Papaw Wade (Pap’s father) was a wood cutter-and I’m not saying that lightly-he lived to cut wood-and cutting wood made his living. When he started out he was old school-using a cross cut saw to bring down timber.
Once those new fangled contraptions called chainsaws made their way into the mountains everyone could see the ease and speed at which you could cut wood with them. But seeing the writing on the wall never makes it any easier to come up with the money it takes to buy an easier way of life.
Papaw and Virgil Dockey had been cutting pine wood with a cross cut saw together. As they studied and figured on the issue at hand-whether to buy a chainsaw or not-they came to the conclusion that buying one would not only make their livelihood easier-it would allow them to make a bigger profit as well. In the end, the two decided they’d split the cost and buy a chainsaw.
Pap said talk of the chainsaw and what it meant-kept both families at a heightened state of excitement-especially the wives.

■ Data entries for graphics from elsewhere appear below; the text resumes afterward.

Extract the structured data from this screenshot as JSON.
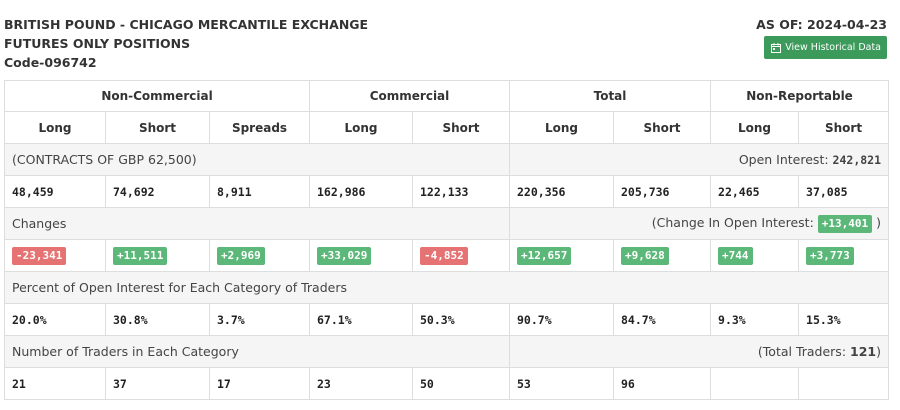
{
  "header": {
    "title_line1": "BRITISH POUND - CHICAGO MERCANTILE EXCHANGE",
    "title_line2": "FUTURES ONLY POSITIONS",
    "code": "Code-096742",
    "as_of": "AS OF: 2024-04-23",
    "history_button": "View Historical Data",
    "history_icon": "calendar-icon"
  },
  "colors": {
    "positive": "#5cb879",
    "negative": "#e57373",
    "button": "#3c9a5a"
  },
  "groups": [
    "Non-Commercial",
    "Commercial",
    "Total",
    "Non-Reportable"
  ],
  "columns": [
    "Long",
    "Short",
    "Spreads",
    "Long",
    "Short",
    "Long",
    "Short",
    "Long",
    "Short"
  ],
  "contracts": {
    "label": "(CONTRACTS OF GBP 62,500)",
    "oi_label": "Open Interest:",
    "oi_value": "242,821",
    "values": [
      "48,459",
      "74,692",
      "8,911",
      "162,986",
      "122,133",
      "220,356",
      "205,736",
      "22,465",
      "37,085"
    ]
  },
  "changes": {
    "label": "Changes",
    "oi_prefix": "(Change In Open Interest:",
    "oi_value": "+13,401",
    "oi_suffix": ")",
    "values": [
      "-23,341",
      "+11,511",
      "+2,969",
      "+33,029",
      "-4,852",
      "+12,657",
      "+9,628",
      "+744",
      "+3,773"
    ]
  },
  "percent": {
    "label": "Percent of Open Interest for Each Category of Traders",
    "values": [
      "20.0%",
      "30.8%",
      "3.7%",
      "67.1%",
      "50.3%",
      "90.7%",
      "84.7%",
      "9.3%",
      "15.3%"
    ]
  },
  "traders": {
    "label": "Number of Traders in Each Category",
    "total_label": "(Total Traders:",
    "total_value": "121",
    "total_suffix": ")",
    "values": [
      "21",
      "37",
      "17",
      "23",
      "50",
      "53",
      "96",
      "",
      ""
    ]
  }
}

Finally the day of the big purchase arrived. Papaw and Virgil pledged $200 for the saw at the old Smith Store and then brought it home to show the children and wives. Virgil took it home with him and put it on the front porch in anticipation of all the work that would be accomplished on the coming day.
During the night a thunderstorm blew up and as bad luck would have it-lighting struck the chainsaw-and literally blew it to pieces.
The following day Virgil came into Papaw’s yard hanging his head saying “we’re ruin’t we’re ruin’t.” Pap said you never saw such a sad bunch of folks-even the children recognized the devastation of loosing the chainsaw that was bought on time-knowing payment would still be required no matter that Mother Nature had played a cruel trick on them.
After much hand wringing Papaw and Virgil decided there was only one thing left to do-take the saw back and see if they could at least sell it back to Smiths for parts.
Oh happy day! When they arrived at the store they discovered they had unknowingly bought insurance along with the credit plan. They picked up a new saw and headed for home.
Pap said the families rejoiced and everyone made sure the chainsaw was never left outside at night again.
Papaw Wade has been gone for close to 20 years. Every time I smell sawdust-or fresh cut wood I think of him-those were his smells. It always makes me feel like-if I turn around quick enough I’ll see him standing there in his overalls-with his hat brim turned straight up and his eyes twinkling at me.